Galanin’s concepts determine his materials and processes. His practice is expansive and includes numerous collaborations with visual and recording artists. He is a member of two artist collectives: Black Constellation and Winter Count.
Galanin embeds incisive observation and reflection into his work; investigating and expanding intersections of culture and concept in form, image and sound. He engages past, present and future; through two and three dimensional works and time-based media; exposing intentionally obscured collective memory and barriers to acquisition of knowledge.
Creating images and sound moving in time and animals fixed in space. He splinters tourist industry replica carvings into pieces, destroying commodification of culture and evidencing the damage. His carving practice includes customary objects, petroglyphs in sidewalks and coastal rock, masks cut from anthropological texts, and engraving handcuffs used to remove Indigenous children from their families. Beyond the walls of his studio, Galanin designs and fabricates ceramic riot gear, arrows in flight, and curio masks covered in delftware patterns, employing materials and processes to expand and forward dialogue on what artistic production is and how it can be used to envision possibility.

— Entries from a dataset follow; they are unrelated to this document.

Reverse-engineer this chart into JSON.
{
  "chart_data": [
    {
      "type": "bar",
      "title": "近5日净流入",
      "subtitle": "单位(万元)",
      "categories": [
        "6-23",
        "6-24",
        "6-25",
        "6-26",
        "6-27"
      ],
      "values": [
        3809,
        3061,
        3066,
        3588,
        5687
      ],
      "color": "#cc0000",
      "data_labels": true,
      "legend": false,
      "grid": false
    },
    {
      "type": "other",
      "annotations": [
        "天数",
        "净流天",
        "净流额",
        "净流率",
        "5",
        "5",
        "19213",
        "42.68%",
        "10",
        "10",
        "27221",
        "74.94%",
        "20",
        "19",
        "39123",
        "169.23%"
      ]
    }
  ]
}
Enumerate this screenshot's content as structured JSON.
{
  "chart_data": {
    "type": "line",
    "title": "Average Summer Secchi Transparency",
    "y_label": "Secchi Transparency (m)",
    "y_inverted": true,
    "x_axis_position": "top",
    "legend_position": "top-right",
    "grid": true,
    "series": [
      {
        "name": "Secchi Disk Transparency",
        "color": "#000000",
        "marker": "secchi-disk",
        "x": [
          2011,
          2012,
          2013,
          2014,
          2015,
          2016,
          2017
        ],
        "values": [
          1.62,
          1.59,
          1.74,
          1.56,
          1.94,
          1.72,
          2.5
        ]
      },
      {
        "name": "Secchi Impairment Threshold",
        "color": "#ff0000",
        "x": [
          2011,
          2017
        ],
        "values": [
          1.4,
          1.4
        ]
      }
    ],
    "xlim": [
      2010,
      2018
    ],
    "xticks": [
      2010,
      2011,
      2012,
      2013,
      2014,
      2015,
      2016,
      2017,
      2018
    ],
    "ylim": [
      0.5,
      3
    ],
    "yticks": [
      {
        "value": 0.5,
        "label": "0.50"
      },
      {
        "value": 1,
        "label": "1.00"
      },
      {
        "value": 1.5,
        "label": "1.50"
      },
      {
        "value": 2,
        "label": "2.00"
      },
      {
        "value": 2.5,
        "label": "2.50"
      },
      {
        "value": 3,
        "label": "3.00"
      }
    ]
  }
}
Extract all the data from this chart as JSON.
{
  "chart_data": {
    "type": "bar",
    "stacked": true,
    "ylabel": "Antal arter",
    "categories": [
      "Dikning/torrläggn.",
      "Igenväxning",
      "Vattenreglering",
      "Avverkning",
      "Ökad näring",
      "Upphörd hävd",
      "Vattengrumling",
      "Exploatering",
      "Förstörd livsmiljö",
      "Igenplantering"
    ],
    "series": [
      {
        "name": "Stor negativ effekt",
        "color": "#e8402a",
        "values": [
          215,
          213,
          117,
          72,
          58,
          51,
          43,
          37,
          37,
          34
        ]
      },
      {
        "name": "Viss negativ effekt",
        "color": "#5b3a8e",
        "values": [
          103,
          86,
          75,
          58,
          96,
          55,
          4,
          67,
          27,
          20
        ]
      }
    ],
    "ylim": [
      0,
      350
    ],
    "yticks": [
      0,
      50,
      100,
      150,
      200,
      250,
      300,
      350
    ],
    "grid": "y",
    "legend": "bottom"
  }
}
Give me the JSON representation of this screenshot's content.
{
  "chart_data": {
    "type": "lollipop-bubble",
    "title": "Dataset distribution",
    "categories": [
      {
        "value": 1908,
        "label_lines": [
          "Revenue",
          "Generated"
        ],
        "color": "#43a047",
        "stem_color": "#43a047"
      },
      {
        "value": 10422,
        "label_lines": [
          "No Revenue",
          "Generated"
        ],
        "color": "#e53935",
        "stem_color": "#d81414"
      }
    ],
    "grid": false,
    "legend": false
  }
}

Galanin apprenticed with master carvers and jewelers, earned his BFA at London Guildhall University in Jewelry Design, and his MFA in Indigenous Visual Arts at Massey University in New Zealand, he lives and works with his family in Sitka, Alaska.
About 45 White
45 White is SFA Advisory’s official and only exhibition space, which occupies a single New York window on the ground floor. Each year, we will select an esteemed curator to showcase the work of six artists, over the course of one year. A digital essay by the curator will be accessible online, and supplementary works by the artist will often be available for viewing inside the space. At the end of each year, SFA Advisory will produce a printed catalogue that archives all six projects.
For 45 White’s debut, we are honored to invite curator, writer, and creative director Neville Wakefield to present year one. Wakefield is currently the Artistic Director of Desert X, and has served as Curator of Elevation 1049, Senior Curatorial Advisor for PS1 MoMA, Curator of Frieze Projects at the Frieze Art Fair, Co-Creative Director of Tar Magazine, Co-Founder and Co-Producer of Destricted, as well as Creative Director of Playboy Enterprises.